Full Report
In the past month, 10 more hospitals have fallen victim to Ryuk attacks in the US
Analysis Summary
# Incident Report: Ryuk Ransomware Campaign Against US Healthcare Facilities
## Executive Summary
Over the past month, a coordinated series of Ryuk ransomware attacks has targeted at least 10 hospitals across the United States. Despite the global health crisis, the threat actors prioritized medical facilities to maximize pressure for ransom payments, resulting in significant operational disruptions and compromised patient data systems.
## Incident Details
- **Discovery Date:** Late March 2020
- **Incident Date:** March 2020 - April 2020
- **Affected Organization:** 10+ Hospitals (Names withheld in primary summary)
- **Sector:** Healthcare
- **Geography:** United States
## Timeline of Events
### Initial Access
- **Date/Time:** Ongoing throughout March 2020
- **Vector:** Phishing and secondary infection (TrickBot/Emotet)
- **Details:** Access was primarily gained via malicious emails harboring TrickBot or Emotet downloaders, which acted as the staging ground for Ryuk.
### Lateral Movement
- Attackers utilized tools such as PowerShell, Cobalt Strike, and WMI to navigate the local networks.
- They moved from initial workstations to Domain Controllers to gain full environment control.
### Data Exfiltration/Impact
- Critical patient records, administrative databases, and backup systems were encrypted.
- In several cases, sensitive data was staged for exfiltration to pressure victims into paying under threat of public release.
### Detection & Response
- **Detection:** Discovered when staff were locked out of Electronic Health Record (EHR) systems and ransom notes appeared on terminals.
- **Response actions taken:** Immediate isolation of infected segments; engagement of third-party incident response teams; transition to manual/paper-based medical charting.
## Attack Methodology
- **Initial Access:** Phishing campaigns delivering Emotet/TrickBot.
- **Persistence:** Scheduled tasks and registry run keys created by the secondary payloads.
- **Privilege Escalation:** Mimikatz and exploitation of vulnerabilities like Zerologon (in contemporaneous cases).
- **Defense Evasion:** Disabling antivirus (Windows Defender) using PowerShell; clearing event logs.
- **Credential Access:** Scraping LSASS memory and harvesting browser-stored credentials.
- **Discovery:** AdFind and Net view used to map Active Directory and network shares.
- **Lateral Movement:** Remote Desktop Protocol (RDP) and SMB/psexec execution.
- **Collection:** Automated scanning for documents containing "finance," "legal," or "patient."
- **Exfiltration:** Use of cloud storage providers (e.g., Mega[.]nz) or FTP servers.
- **Impact:** RSA+AES-256 encryption of files and deletion of Volume Shadow Copies.
## Impact Assessment
- **Financial:** Multi-million dollar ransom demands per facility; high costs for forensic recovery.
- **Data Breach:** Compromise of protected health information (PHI) and PII.
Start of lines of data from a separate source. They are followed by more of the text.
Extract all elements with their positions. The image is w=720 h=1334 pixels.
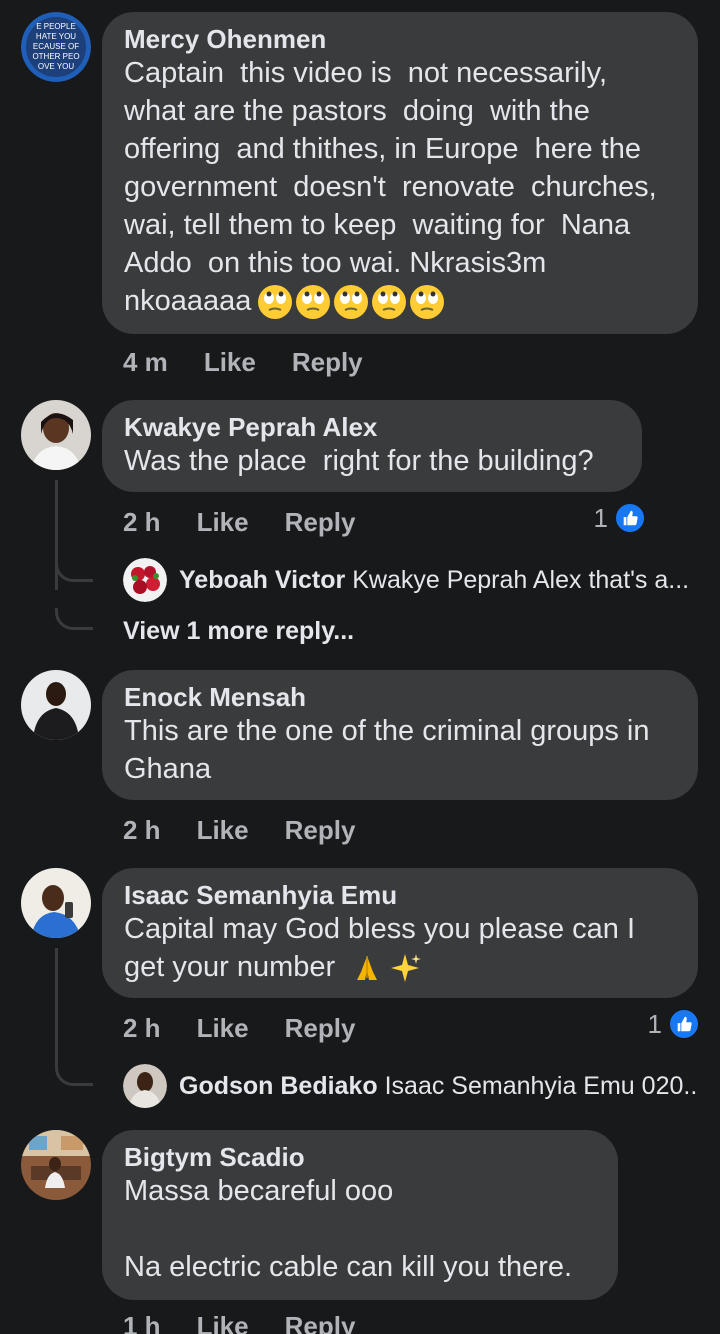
reply-author-name[interactable]: Yeboah Victor bbox=[179, 566, 345, 594]
eye-roll-emoji-icon bbox=[257, 284, 447, 320]
commenter-name[interactable]: Enock Mensah bbox=[124, 682, 676, 712]
svg-text:E PEOPLE: E PEOPLE bbox=[36, 22, 76, 31]
avatar-mercy-ohenmen[interactable]: E PEOPLE HATE YOU ECAUSE OF OTHER PEO OV… bbox=[21, 12, 91, 82]
thread-connector-curve bbox=[55, 560, 93, 582]
reply-body: Kwakye Peprah Alex that's a... bbox=[352, 566, 690, 594]
comment-bubble-enock[interactable]: Enock Mensah This are the one of the cri… bbox=[102, 670, 698, 800]
timestamp[interactable]: 4 m bbox=[123, 347, 168, 378]
reply-button[interactable]: Reply bbox=[292, 347, 363, 378]
reply-text: Yeboah Victor Kwakye Peprah Alex that's … bbox=[179, 564, 699, 596]
comment-text: Captain this video is not necessarily, w… bbox=[124, 54, 676, 320]
commenter-name[interactable]: Bigtym Scadio bbox=[124, 1142, 596, 1172]
comment-actions: 4 m Like Reply bbox=[123, 342, 399, 382]
avatar-enock-mensah[interactable] bbox=[21, 670, 91, 740]
avatar-godson-bediako[interactable] bbox=[123, 1064, 167, 1108]
reaction-summary[interactable]: 1 bbox=[648, 1008, 700, 1040]
svg-text:ECAUSE OF: ECAUSE OF bbox=[33, 42, 79, 51]
avatar-isaac-semanhyia-emu[interactable] bbox=[21, 868, 91, 938]
thread-connector-curve bbox=[55, 1064, 93, 1086]
comment-actions: 2 h Like Reply bbox=[123, 1008, 391, 1048]
like-button[interactable]: Like bbox=[197, 1311, 249, 1334]
like-button[interactable]: Like bbox=[197, 815, 249, 846]
comment-bubble-kwakye[interactable]: Kwakye Peprah Alex Was the place right f… bbox=[102, 400, 642, 492]
timestamp[interactable]: 2 h bbox=[123, 815, 161, 846]
avatar-bigtym-scadio[interactable] bbox=[21, 1130, 91, 1200]
reaction-count: 1 bbox=[593, 502, 608, 533]
thread-connector bbox=[55, 948, 58, 1068]
comment-bubble-bigtym[interactable]: Bigtym Scadio Massa becareful ooo Na ele… bbox=[102, 1130, 618, 1300]
sparkles-icon bbox=[391, 954, 422, 983]
comment-actions: 1 h Like Reply bbox=[123, 1306, 391, 1334]
reaction-count: 1 bbox=[647, 1008, 662, 1039]
thumbs-up-icon bbox=[668, 1008, 700, 1040]
comment-bubble-mercy[interactable]: Mercy Ohenmen Captain this video is not … bbox=[102, 12, 698, 334]
commenter-name[interactable]: Kwakye Peprah Alex bbox=[124, 412, 620, 442]
comment-text: This are the one of the criminal groups … bbox=[124, 715, 650, 785]
folded-hands-icon bbox=[357, 956, 378, 981]
reply-button[interactable]: Reply bbox=[285, 1311, 356, 1334]
comment-actions: 2 h Like Reply bbox=[123, 502, 391, 542]
timestamp[interactable]: 1 h bbox=[123, 1311, 161, 1334]
timestamp[interactable]: 2 h bbox=[123, 1013, 161, 1044]
reply-author-name[interactable]: Godson Bediako bbox=[179, 1072, 378, 1100]
view-more-replies-link[interactable]: View 1 more reply... bbox=[123, 617, 354, 646]
svg-text:OTHER PEO: OTHER PEO bbox=[32, 52, 79, 61]
comment-bubble-isaac[interactable]: Isaac Semanhyia Emu Capital may God bles… bbox=[102, 868, 698, 998]
timestamp[interactable]: 2 h bbox=[123, 507, 161, 538]
avatar-yeboah-victor[interactable] bbox=[123, 558, 167, 602]
like-button[interactable]: Like bbox=[204, 347, 256, 378]
reply-body: Isaac Semanhyia Emu 020... bbox=[384, 1072, 699, 1100]
svg-text:OVE YOU: OVE YOU bbox=[38, 62, 75, 71]
avatar-kwakye-peprah-alex[interactable] bbox=[21, 400, 91, 470]
comment-text: Capital may God bless you please can I g… bbox=[124, 910, 676, 986]
svg-text:HATE YOU: HATE YOU bbox=[36, 32, 76, 41]
comment-text: Was the place right for the building? bbox=[124, 445, 594, 477]
thumbs-up-icon bbox=[614, 502, 646, 534]
like-button[interactable]: Like bbox=[197, 507, 249, 538]
commenter-name[interactable]: Mercy Ohenmen bbox=[124, 24, 676, 54]
thread-connector-curve bbox=[55, 608, 93, 630]
comment-actions: 2 h Like Reply bbox=[123, 810, 391, 850]
commenter-name[interactable]: Isaac Semanhyia Emu bbox=[124, 880, 676, 910]
reply-button[interactable]: Reply bbox=[285, 507, 356, 538]
reaction-summary[interactable]: 1 bbox=[594, 502, 646, 534]
like-button[interactable]: Like bbox=[197, 1013, 249, 1044]
reply-button[interactable]: Reply bbox=[285, 815, 356, 846]
reply-button[interactable]: Reply bbox=[285, 1013, 356, 1044]
reply-text: Godson Bediako Isaac Semanhyia Emu 020..… bbox=[179, 1070, 699, 1102]
comment-text: Massa becareful ooo Na electric cable ca… bbox=[124, 1175, 573, 1283]
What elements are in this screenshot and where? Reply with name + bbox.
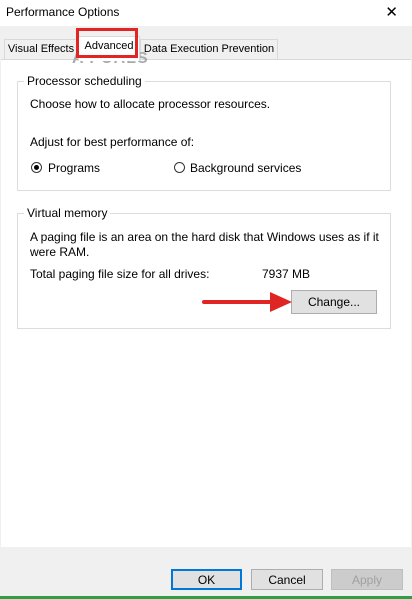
title-bar: Performance Options ✕: [0, 0, 412, 26]
ok-button[interactable]: OK: [171, 569, 242, 590]
annotation-highlight-box: [76, 28, 138, 58]
virtual-memory-description-line2: were RAM.: [30, 245, 90, 259]
arrow-annotation-icon: [202, 292, 292, 312]
window-title: Performance Options: [6, 5, 120, 19]
virtual-memory-label: Virtual memory: [24, 206, 111, 220]
tab-data-execution-prevention[interactable]: Data Execution Prevention: [140, 39, 278, 60]
virtual-memory-description-line1: A paging file is an area on the hard dis…: [30, 230, 379, 244]
processor-scheduling-label: Processor scheduling: [24, 74, 145, 88]
cancel-button[interactable]: Cancel: [251, 569, 323, 590]
advanced-tab-panel: Processor scheduling Choose how to alloc…: [1, 59, 411, 547]
background-services-radio-label[interactable]: Background services: [190, 161, 301, 175]
processor-description: Choose how to allocate processor resourc…: [30, 97, 271, 111]
tab-strip: Visual Effects Advanced Data Execution P…: [0, 36, 412, 61]
virtual-memory-group: Virtual memory A paging file is an area …: [17, 206, 391, 329]
change-button[interactable]: Change...: [291, 290, 377, 314]
tab-visual-effects[interactable]: Visual Effects: [4, 39, 78, 60]
programs-radio[interactable]: [31, 162, 42, 173]
apply-button[interactable]: Apply: [331, 569, 403, 590]
close-icon[interactable]: ✕: [385, 3, 398, 21]
total-paging-value: 7937 MB: [262, 267, 311, 281]
adjust-performance-label: Adjust for best performance of:: [30, 135, 195, 149]
background-services-radio[interactable]: [174, 162, 185, 173]
programs-radio-label[interactable]: Programs: [48, 161, 100, 175]
processor-scheduling-group: Processor scheduling Choose how to alloc…: [17, 74, 391, 191]
total-paging-label: Total paging file size for all drives:: [30, 267, 210, 281]
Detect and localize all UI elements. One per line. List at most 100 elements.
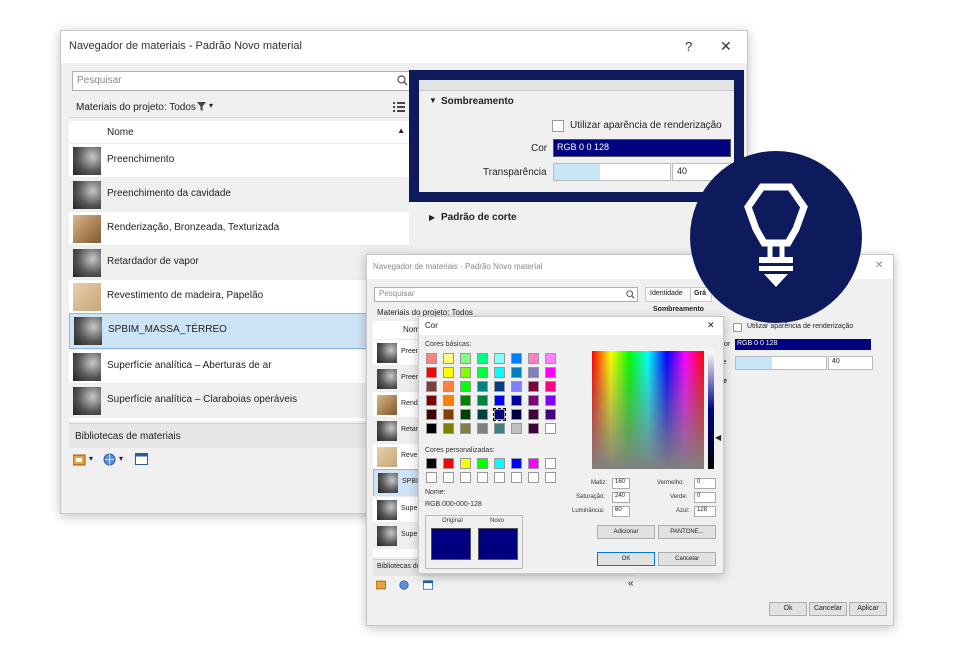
color-swatch[interactable] xyxy=(511,353,522,364)
color-swatch[interactable] xyxy=(545,367,556,378)
panel-toggle-icon[interactable] xyxy=(135,453,148,465)
saturation-input[interactable]: 240 xyxy=(612,492,630,503)
color-swatch[interactable] xyxy=(443,395,454,406)
filter-icon[interactable] xyxy=(197,102,206,111)
color-swatch[interactable] xyxy=(545,423,556,434)
cancel-button[interactable]: Cancelar xyxy=(658,552,716,566)
color-swatch[interactable] xyxy=(443,367,454,378)
color-swatch[interactable] xyxy=(460,423,471,434)
custom-color-slot[interactable] xyxy=(511,472,522,483)
transparency-input[interactable]: 40 xyxy=(828,356,873,370)
pantone-button[interactable]: PANTONE... xyxy=(658,525,716,539)
color-swatch[interactable] xyxy=(493,408,506,421)
hue-input[interactable]: 160 xyxy=(612,478,630,489)
custom-color-slot[interactable] xyxy=(426,472,437,483)
transparency-slider[interactable] xyxy=(553,163,671,181)
add-custom-color-button[interactable]: Adicionar xyxy=(597,525,655,539)
color-swatch[interactable] xyxy=(477,395,488,406)
color-swatch[interactable] xyxy=(477,367,488,378)
color-swatch[interactable] xyxy=(528,409,539,420)
collapse-triangle-icon[interactable]: ▼ xyxy=(429,96,437,105)
color-swatch[interactable] xyxy=(511,458,522,469)
close-button[interactable]: ✕ xyxy=(707,320,715,331)
color-swatch[interactable] xyxy=(545,395,556,406)
color-swatch[interactable] xyxy=(511,381,522,392)
color-swatch[interactable] xyxy=(426,409,437,420)
color-swatch[interactable] xyxy=(477,353,488,364)
color-swatch[interactable] xyxy=(477,423,488,434)
libraries-bar[interactable]: Bibliotecas de materiais xyxy=(69,423,409,448)
material-row[interactable]: Superfície analítica – Aberturas de ar xyxy=(69,349,409,384)
collapse-button[interactable]: « xyxy=(628,578,634,589)
custom-color-slot[interactable] xyxy=(528,472,539,483)
custom-color-slot[interactable] xyxy=(460,472,471,483)
luminance-input[interactable]: 60 xyxy=(612,506,630,517)
color-swatch[interactable] xyxy=(443,409,454,420)
close-button[interactable]: ✕ xyxy=(720,38,732,55)
color-swatch[interactable] xyxy=(426,381,437,392)
color-swatch[interactable] xyxy=(494,353,505,364)
blue-input[interactable]: 128 xyxy=(694,506,716,517)
green-input[interactable]: 0 xyxy=(694,492,716,503)
material-row[interactable]: Preenchimento xyxy=(69,143,409,178)
custom-color-slot[interactable] xyxy=(477,472,488,483)
material-row[interactable]: Renderização, Bronzeada, Texturizada xyxy=(69,211,409,246)
color-swatch[interactable] xyxy=(528,395,539,406)
search-input[interactable]: Pesquisar xyxy=(374,287,638,302)
use-render-checkbox[interactable] xyxy=(552,120,564,132)
luminance-bar[interactable] xyxy=(708,351,714,469)
chevron-down-icon[interactable]: ▾ xyxy=(209,101,213,110)
red-input[interactable]: 0 xyxy=(694,478,716,489)
color-swatch[interactable] xyxy=(494,458,505,469)
color-swatch[interactable] xyxy=(545,381,556,392)
search-input[interactable]: Pesquisar xyxy=(72,71,412,91)
use-render-checkbox[interactable] xyxy=(733,323,742,332)
column-header[interactable]: Nome ▲ xyxy=(69,121,409,143)
color-swatch[interactable] xyxy=(426,423,437,434)
color-swatch[interactable] xyxy=(494,395,505,406)
color-swatch[interactable] xyxy=(426,367,437,378)
tab-identity[interactable]: Identidade xyxy=(645,287,691,302)
material-row[interactable]: Retardador de vapor xyxy=(69,245,409,280)
apply-button[interactable]: Aplicar xyxy=(849,602,887,616)
color-swatch[interactable] xyxy=(494,367,505,378)
color-swatch[interactable] xyxy=(460,367,471,378)
color-swatch[interactable] xyxy=(460,409,471,420)
color-swatch[interactable] xyxy=(545,353,556,364)
color-swatch[interactable] xyxy=(511,409,522,420)
color-swatch[interactable] xyxy=(443,381,454,392)
library-menu-icon[interactable] xyxy=(376,580,387,590)
color-swatch[interactable] xyxy=(443,353,454,364)
library-menu-icon[interactable] xyxy=(73,454,87,466)
color-swatch[interactable] xyxy=(460,381,471,392)
chevron-down-icon[interactable]: ▾ xyxy=(119,454,123,463)
panel-toggle-icon[interactable] xyxy=(423,580,433,590)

- **Operational:** Total diversion of emergency room patients and cancellation of elective surgeries due to system downtime.
- **Reputational:** Loss of community trust during a critical public health period.
## Indicators of Compromise
- **Network indicators:**
- 45[.]141[.]84[.]120 (Command and Control)
- hxxps[://]checkip[.]amazonaws[.]com (IP discovery)
- **File indicators:**
- `RyukReadMe.txt` (Ransom note)
- `.ryuk` (File extension)
- **Behavioral indicators:**
- `vssadmin.exe Delete Shadows /all /quiet`
- High volume of RDP traffic between internal workstations and Domain Controllers.
## Response Actions
- **Containment:** Disconnecting compromised sites from the corporate WAN.
- **Eradication:** Wiping affected servers and rebuilding Domain Controllers from clean "off-line" images.
- **Recovery:** Restoration of data from cold backups (where available and unencrypted).
## Lessons Learned
- **Key takeaways:** Attackers will not observe "ceasefires" during humanitarian crises; healthcare remains a high-value target due to low downtime tolerance.
- **Gaps:** Lack of multi-factor authentication (MFA) on remote access points allowed easy lateral movement once credentials were stolen.
## Recommendations
- Implement strictly enforced Multi-Factor Authentication (MFA) across all external and internal gateways.
- Employ an "Offline Backup" strategy to ensure ransomware cannot reach and encrypt backup repositories.
- Perform aggressive email filtering to block macro-enabled attachments and known malicious domains associated with Emotet/TrickBot.